Tags:AI, coherence-based probability logic and Nonmonotonic reasoning
Abstract:
This tutorial presents applications of coherence-based probability logic (CPL) to selected problems of philosophy and psychology as well as in the field of nonmonotonic reasoning. In particular, it illustrates how CPL can be used as a rationality framework for artificial and human reasoning under uncertainty. Normatively CPL prescribes how ideal cognition works under uncertainty. Descriptively, CPL allows for deriving testable psychological hypotheses.

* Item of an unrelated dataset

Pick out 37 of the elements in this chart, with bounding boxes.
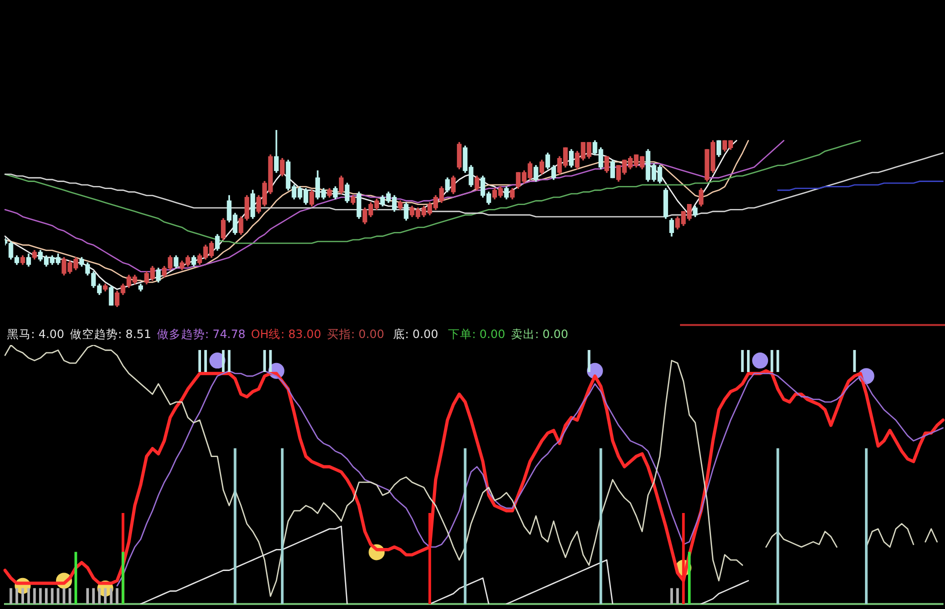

After a brief characterisation of CPL, I illustrate why CPL provides a unified rationality framework for investigating problems in philosophy and psychology. Specifically, I show that coherence allows for a better understanding of many philosophical problems in logic, like the understanding and proper treatment of conditionals (if-then-constructions) and nonmonotonic reasoning (i.e., reasoning systems which allow for retracting conclusions in the light of new evidence). Moreover, I argue that CPL makes many interesting psychological predictions, some of which have been validated experimentally in recent years. For example, most people interpret beliefs in conditionals as conditional probabilities, draw coherent conclusions, reason nonmonotonic, and connexively.
The aim of my tutorial is to provide an overview on how CPL can serve as a unified rationality framework for studying diverse problems in different disciplines including the philosophy of logic, formal epistemology, and the psychology of reasoning.